THE CHURCH of England has launched a strategy to renew its commitment to urban estates.
Speaking at the launch, the Bishop of Burnley, the Rt Rev Philip North said that ‘for a time it seemed that the Church of England was complicit’ with making estate dwellers feel ‘marginalised and overlooked’.
“Over the past 20 years we have been guilty of closing down estates churches and withdrawing clergy,” he said.
However he explained, ‘there are massive signs that this re-commitment is already beginning’.
Bishop North pointed to new church plants such as Freedom Church on Mereside, Oldhams Church in Bolton and the St Cuthman’s on the Whitehawk estate in Brighton.
These were alongside the emergence of new leaders, the result of initiatives such as M:Power in Blackburn, a year of focussed formation aimed at people from non-professional backgrounds who have the capacity to lead and plant but the sort of people the church.
Similar schemes are planned in London and Birmingham.
Nicky Gumbel has also said he wants every HTB Resource Church to plant as quickly as possible into an estate.
The Strategy, produced by the Estates Evangelism Task Group, and which forms part of the Church of England’s Renewal and Reform programme, is the result of almost two years of work, which has included input from estates residents.
“Our aim is simple. We want to have a thriving, growing, loving Church on every significant estate in the country. That means we want to help existing estates churches to grow and we want to see new churches planted in those estates we have left behind or never been present,” Bishop North told The Church of England Newspaper.
“And when I say church, I don’t necessarily mean a building.

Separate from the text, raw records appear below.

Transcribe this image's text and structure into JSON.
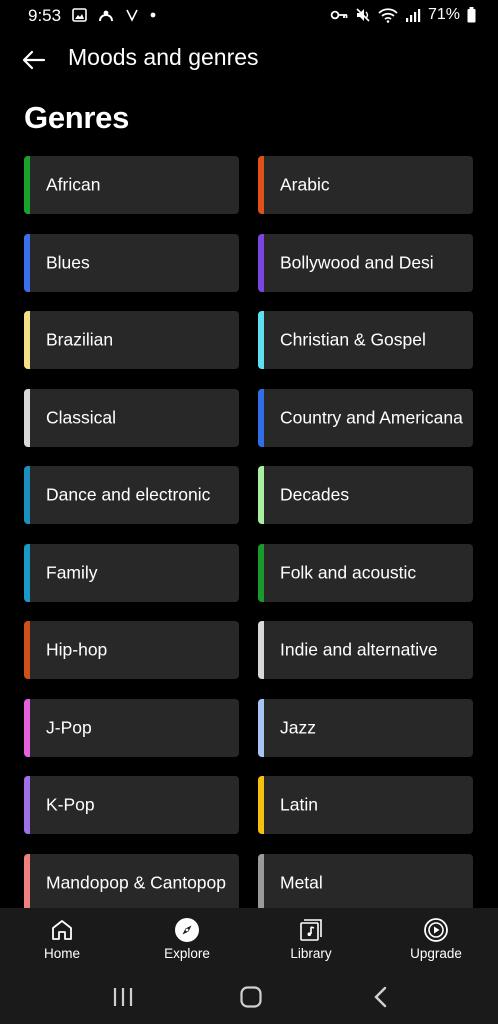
{
  "status_bar": {
    "time": "9:53",
    "battery": "71%"
  },
  "header": {
    "title": "Moods and genres"
  },
  "section": {
    "title": "Genres"
  },
  "genres": [
    {
      "label": "African",
      "color": "#1aa32b"
    },
    {
      "label": "Arabic",
      "color": "#e0501a"
    },
    {
      "label": "Blues",
      "color": "#3d6ef0"
    },
    {
      "label": "Bollywood and Desi",
      "color": "#7a45e0"
    },
    {
      "label": "Brazilian",
      "color": "#f5e08a"
    },
    {
      "label": "Christian & Gospel",
      "color": "#5ee0f0"
    },
    {
      "label": "Classical",
      "color": "#d8d8d8"
    },
    {
      "label": "Country and Americana",
      "color": "#2f6fe8"
    },
    {
      "label": "Dance and electronic",
      "color": "#1a8fc0"
    },
    {
      "label": "Decades",
      "color": "#a8f0a0"
    },
    {
      "label": "Family",
      "color": "#1a9ac8"
    },
    {
      "label": "Folk and acoustic",
      "color": "#1a9a2b"
    },
    {
      "label": "Hip-hop",
      "color": "#d0501a"
    },
    {
      "label": "Indie and alternative",
      "color": "#d8d8d8"
    },
    {
      "label": "J-Pop",
      "color": "#e860e0"
    },
    {
      "label": "Jazz",
      "color": "#a8c4f0"
    },
    {
      "label": "K-Pop",
      "color": "#a070e8"
    },
    {
      "label": "Latin",
      "color": "#f5c010"
    },
    {
      "label": "Mandopop & Cantopop",
      "color": "#f08080"
    },
    {
      "label": "Metal",
      "color": "#9a9a9a"
    }
  ],
  "bottom_nav": [
    {
      "label": "Home",
      "icon": "home-icon"
    },
    {
      "label": "Explore",
      "icon": "compass-icon"
    },
    {
      "label": "Library",
      "icon": "library-icon"
    },
    {
      "label": "Upgrade",
      "icon": "upgrade-icon"
    }
  ]
}
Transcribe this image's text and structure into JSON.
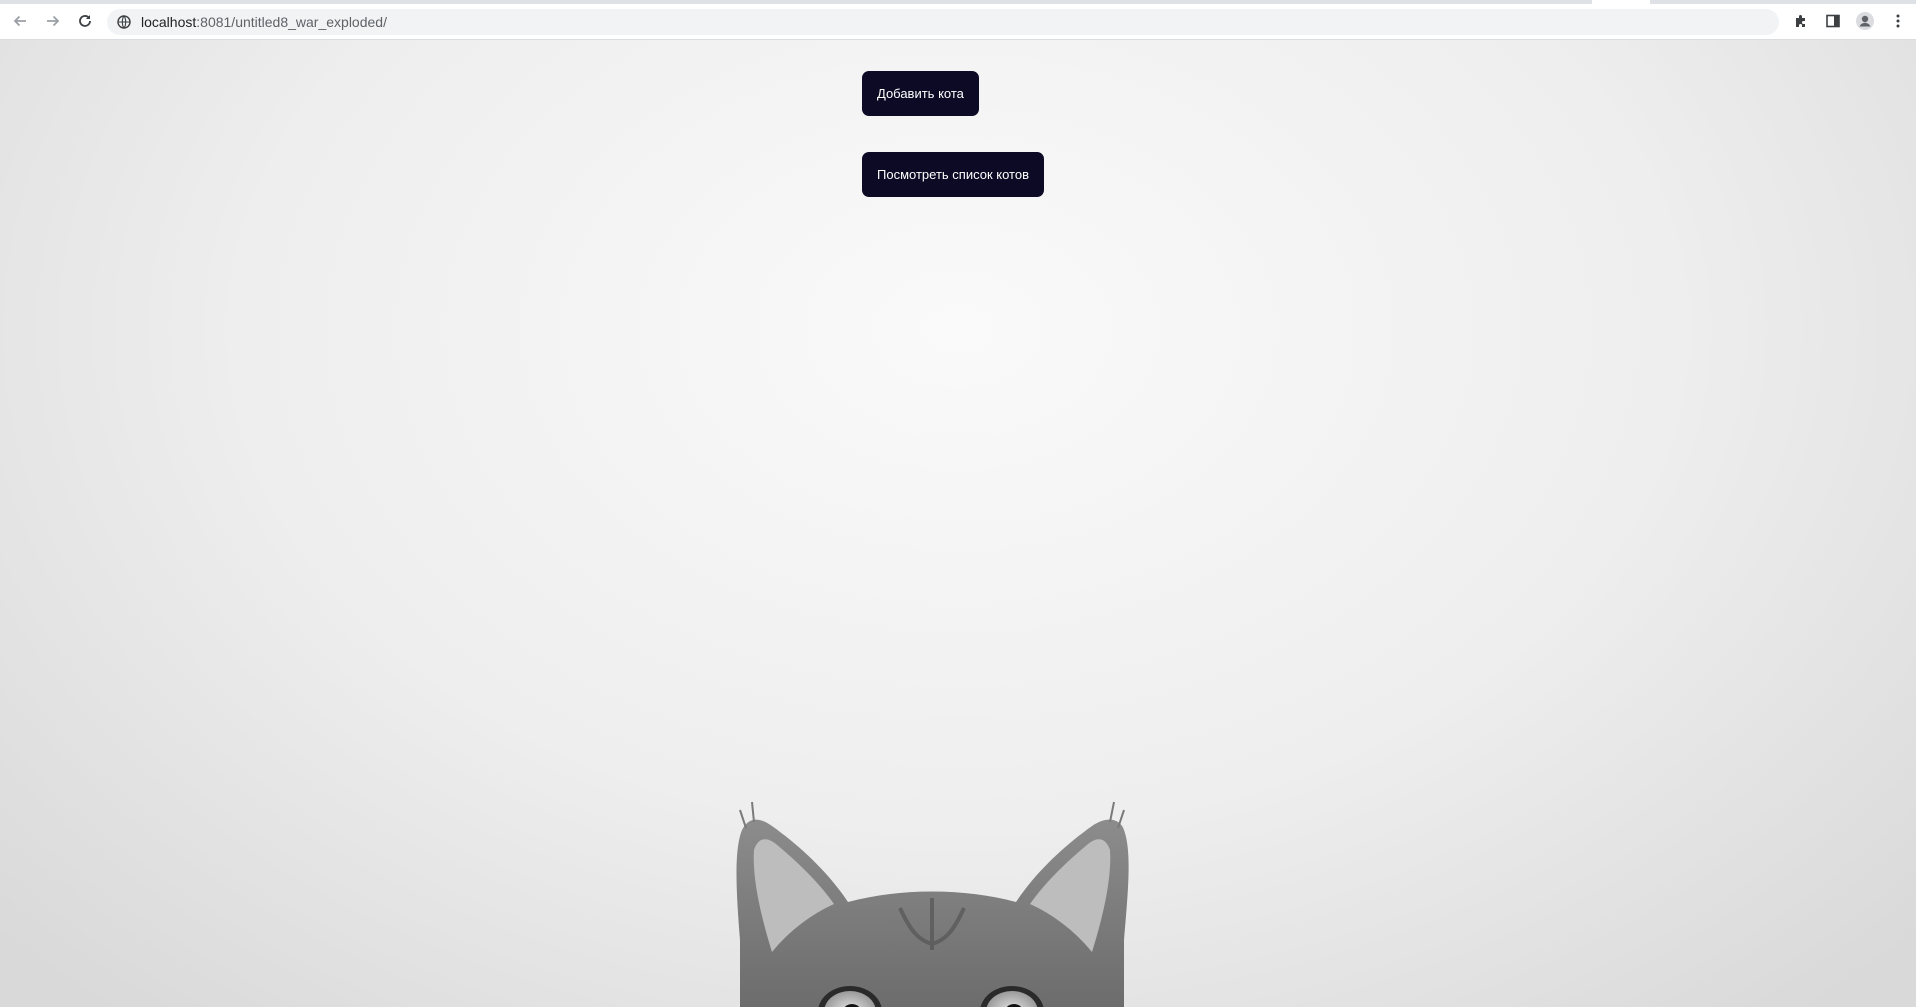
{
  "browser": {
    "url_host": "localhost",
    "url_path": ":8081/untitled8_war_exploded/",
    "icons": {
      "back": "arrow-left-icon",
      "forward": "arrow-right-icon",
      "reload": "reload-icon",
      "site_info": "globe-icon",
      "extensions": "puzzle-icon",
      "side_panel": "side-panel-icon",
      "profile": "profile-avatar-icon",
      "menu": "kebab-menu-icon"
    }
  },
  "page": {
    "buttons": {
      "add_cat": "Добавить кота",
      "view_cats": "Посмотреть список котов"
    },
    "button_color": "#0c0a24",
    "background_image": "peeking-cat-photo"
  }
}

I mean a joyful, Christ-centred community of people who exist to serve and proclaim,” he added.
The strategy comes in four sections. Bishop North described the first, ‘Championing Estates Ministry’, as ‘a challenge to the Church to commit itself anew to loving presence on our urban estates’.
The second section, ‘Theology and the public voice’, he said: “Invites us to ask together the question ‘What is the good news on our estates’ and so ensure we are answering the questions people are asking.”
The third section is about leadership and calls on the Church to form new leaders from and for the estates churches. “It challenges clergy to listen out to see if God is calling them to estates ministry and suggests ways in which such clergy can be better supported and it asks questions about the ways we select and train priests,” Bishop North explained.
The fourth and final section will look at the financial resource the Church needs in order to be present on estates, exploring the best use of buildings as well as written and online resources needed to support evangelism, discipleship and ministry to the young.
“The strategy lays out endless plans, ideas and timetables. But behind it, what we really want to do is enthuse. I spent most of my ministry as a Parish Priest on large estates and I did so not because I am some hair-shirted hero but because I loved every second of it,” said Bishop North.
“Jesus came to proclaim Good News to the poor. If we are serious about recapturing the imaginations of this nation with the person of Jesus Christ, that’s where we need to start.
“If we can grow a loving, joyful church on every estate, if we can share the good news of Jesus on the estates through our service and our compassion, then the whole nation will sit up and notice,” he added.